Against this complex mix of commercial competition, trade policy shifts and geopolitical rivalry, Chancellor Merz's delegation-level visit to China aims to secure tangible economic outcomes while addressing concerns raised by German industry. The trip's sequence - China followed by Washington - underscores the dual challenge facing German policymakers in balancing economic engagement with strategic caution in a rapidly changing global environment.


Summary

Chancellor Friedrich Merz leads a high-level delegation to China in his first visit as chancellor to sign economic agreements and inspect industrial sites, while German firms face growing competition from Chinese electric vehicle makers and rising costs from U.S. tariffs. Germany's trade relationship with China has shifted dramatically, producing an almost 90 billion euro deficit in 2025 and prompting calls from industry for government action on issues such as overcapacity and export controls.

Key points

  • Merz travels to China with senior business leaders, meets Xi Jinping and Li Qiang, and is expected to sign economic pacts; visit includes stops at a Mercedes-Benz EV plant and a Siemens Energy site.
  • Trade dynamics have shifted: Germany ran an almost 90 billion euro trade deficit with China in 2025 as Chinese exporters closed the surplus gap.
  • Sectors most affected include automotive manufacturing, energy equipment and companies dependent on processed rare earths and magnets.

Risks and uncertainties

  • Competitive risk - German and other Western manufacturers face intense pricing and market-share pressure from Chinese electric vehicle makers, impacting automotive sector revenues and margins.
  • Supply risk - Export controls on strategic materials, including processed rare earths and magnets where China supplies over 90% of global processed output, create vulnerabilities for manufacturers across technology and industrial sectors.
  • Policy risk - Trade defensive measures such as higher tariffs and reduced import quotas by the EU introduce uncertainty for exporters and could prompt further trade frictions affecting steel and automotive markets.
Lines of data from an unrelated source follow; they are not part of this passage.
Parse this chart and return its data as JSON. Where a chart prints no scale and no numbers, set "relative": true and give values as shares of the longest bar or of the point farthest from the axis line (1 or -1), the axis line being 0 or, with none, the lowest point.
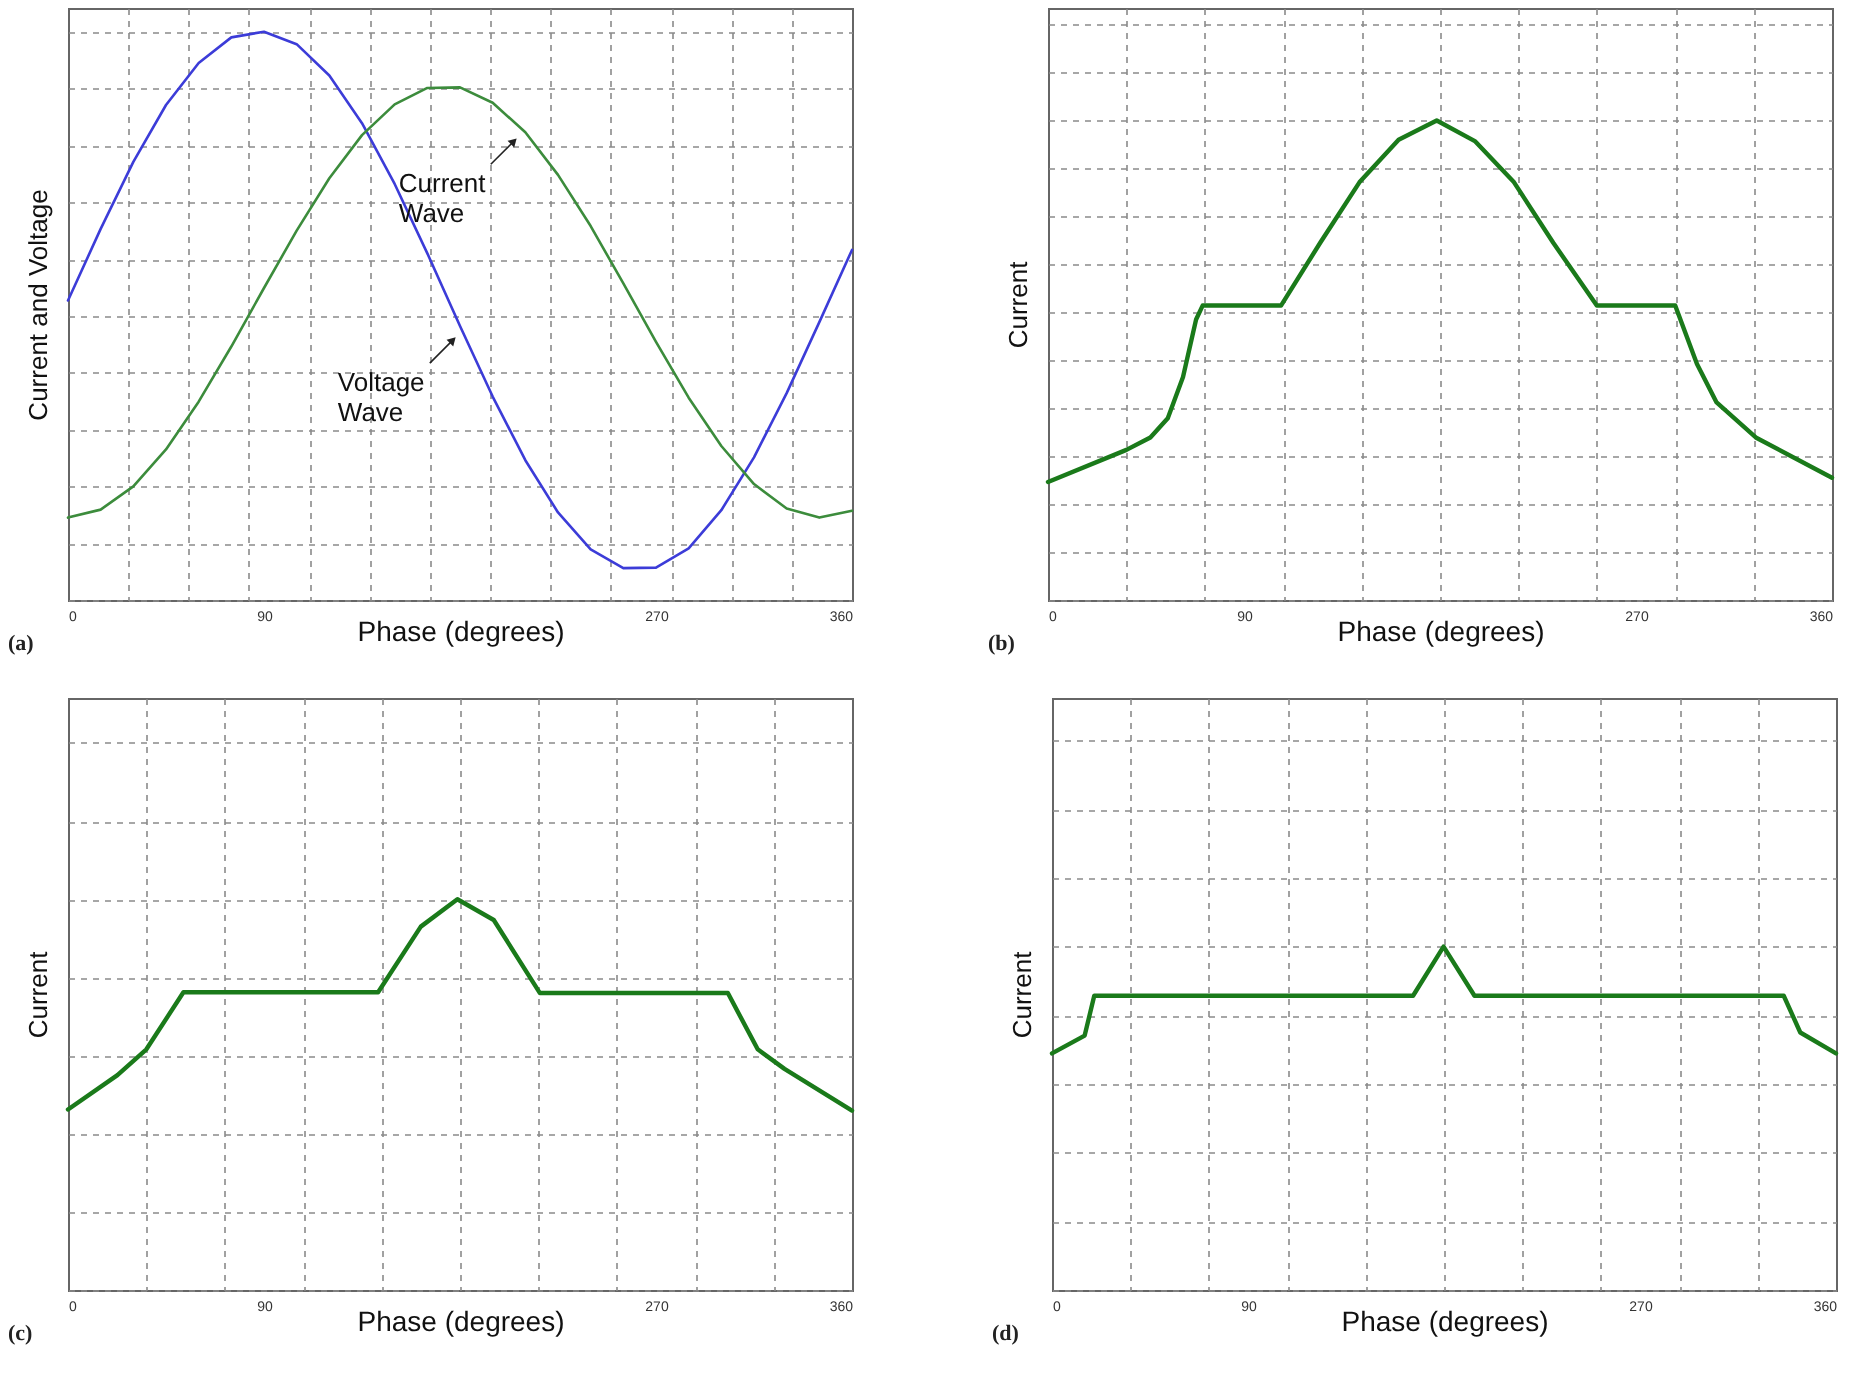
{
  "chart_data": [
    {
      "type": "line",
      "relative": true,
      "xlabel": "Phase (degrees)",
      "ylabel": "Current and Voltage",
      "xlim": [
        0,
        360
      ],
      "xticks": [
        0,
        {
          "value": 27.7,
          "label": null
        },
        {
          "value": 55.4,
          "label": null
        },
        {
          "value": 83.1,
          "label": null
        },
        90,
        {
          "value": 110.8,
          "label": null
        },
        {
          "value": 138.5,
          "label": null
        },
        {
          "value": 166.2,
          "label": null
        },
        {
          "value": 193.8,
          "label": null
        },
        {
          "value": 221.5,
          "label": null
        },
        {
          "value": 249.2,
          "label": null
        },
        270,
        {
          "value": 276.9,
          "label": null
        },
        {
          "value": 304.6,
          "label": null
        },
        {
          "value": 332.3,
          "label": null
        },
        360
      ],
      "grid": true,
      "x": [
        0,
        15,
        30,
        45,
        60,
        75,
        90,
        105,
        120,
        135,
        150,
        165,
        180,
        195,
        210,
        225,
        240,
        255,
        270,
        285,
        300,
        315,
        330,
        345,
        360
      ],
      "series": [
        {
          "color": "#3c3cd8",
          "values": [
            0.527,
            0.653,
            0.771,
            0.871,
            0.945,
            0.99,
            1.0,
            0.978,
            0.923,
            0.839,
            0.732,
            0.61,
            0.482,
            0.358,
            0.246,
            0.154,
            0.089,
            0.056,
            0.057,
            0.091,
            0.158,
            0.251,
            0.364,
            0.489,
            0.616
          ]
        },
        {
          "color": "#3c8c3c",
          "values": [
            0.145,
            0.159,
            0.2,
            0.265,
            0.349,
            0.446,
            0.549,
            0.65,
            0.742,
            0.818,
            0.872,
            0.901,
            0.902,
            0.875,
            0.823,
            0.748,
            0.658,
            0.557,
            0.454,
            0.356,
            0.271,
            0.204,
            0.161,
            0.145,
            0.157
          ]
        }
      ],
      "annotations": [
        {
          "text": "Current Wave",
          "x": 207,
          "y": 0.816
        },
        {
          "text": "Voltage Wave",
          "x": 179,
          "y": 0.466
        },
        "(a)"
      ]
    },
    {
      "type": "line",
      "relative": true,
      "xlabel": "Phase (degrees)",
      "ylabel": "Current",
      "xlim": [
        0,
        360
      ],
      "xticks": [
        0,
        {
          "value": 36,
          "label": null
        },
        {
          "value": 72,
          "label": null
        },
        90,
        {
          "value": 108,
          "label": null
        },
        {
          "value": 144,
          "label": null
        },
        {
          "value": 180,
          "label": null
        },
        {
          "value": 216,
          "label": null
        },
        {
          "value": 252,
          "label": null
        },
        270,
        {
          "value": 288,
          "label": null
        },
        {
          "value": 324,
          "label": null
        },
        360
      ],
      "grid": true,
      "x": [
        0,
        36,
        47,
        55,
        62,
        68,
        71,
        107,
        125,
        143,
        161,
        178.5,
        196,
        214,
        232,
        252,
        288,
        298,
        307,
        325,
        360
      ],
      "series": [
        {
          "color": "#1a7a1a",
          "values": [
            0.246,
            0.313,
            0.339,
            0.379,
            0.465,
            0.585,
            0.614,
            0.614,
            0.745,
            0.871,
            0.96,
            1.0,
            0.957,
            0.871,
            0.745,
            0.614,
            0.614,
            0.492,
            0.412,
            0.339,
            0.255
          ]
        }
      ],
      "annotations": [
        "(b)"
      ]
    },
    {
      "type": "line",
      "relative": true,
      "xlabel": "Phase (degrees)",
      "ylabel": "Current",
      "xlim": [
        0,
        360
      ],
      "xticks": [
        0,
        {
          "value": 36,
          "label": null
        },
        {
          "value": 72,
          "label": null
        },
        90,
        {
          "value": 108,
          "label": null
        },
        {
          "value": 144,
          "label": null
        },
        {
          "value": 180,
          "label": null
        },
        {
          "value": 216,
          "label": null
        },
        {
          "value": 252,
          "label": null
        },
        270,
        {
          "value": 288,
          "label": null
        },
        {
          "value": 324,
          "label": null
        },
        360
      ],
      "grid": true,
      "x": [
        0,
        22.7,
        36,
        53,
        142.4,
        162,
        178.8,
        195.5,
        216.7,
        303,
        316.7,
        329,
        360
      ],
      "series": [
        {
          "color": "#1a7a1a",
          "values": [
            0.462,
            0.55,
            0.616,
            0.762,
            0.762,
            0.93,
            1.0,
            0.947,
            0.76,
            0.76,
            0.616,
            0.566,
            0.459
          ]
        }
      ],
      "annotations": [
        "(c)"
      ]
    },
    {
      "type": "line",
      "relative": true,
      "xlabel": "Phase (degrees)",
      "ylabel": "Current",
      "xlim": [
        0,
        360
      ],
      "xticks": [
        0,
        {
          "value": 36,
          "label": null
        },
        {
          "value": 72,
          "label": null
        },
        90,
        {
          "value": 108,
          "label": null
        },
        {
          "value": 144,
          "label": null
        },
        {
          "value": 180,
          "label": null
        },
        {
          "value": 216,
          "label": null
        },
        {
          "value": 252,
          "label": null
        },
        270,
        {
          "value": 288,
          "label": null
        },
        {
          "value": 324,
          "label": null
        },
        360
      ],
      "grid": true,
      "x": [
        0,
        15,
        19.4,
        165.8,
        179.8,
        194,
        336,
        343.6,
        360
      ],
      "series": [
        {
          "color": "#1a7a1a",
          "values": [
            0.689,
            0.741,
            0.857,
            0.857,
            1.0,
            0.857,
            0.857,
            0.75,
            0.689
          ]
        }
      ],
      "annotations": [
        "(d)"
      ]
    }
  ]
}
Note: Currency conversion used in reporting showed $1 = 0.8488 euros.

Risks

  • Intensified competition from Chinese electric vehicle makers putting pressure on margins and market share in the automotive sector.
  • Tighter Chinese export controls on processed rare earths and magnets creating supply vulnerabilities for technology and industrial manufacturers.
  • EU defensive trade measures such as higher tariffs and lower import quotas increasing policy uncertainty for exporters, notably in steel and automotive markets.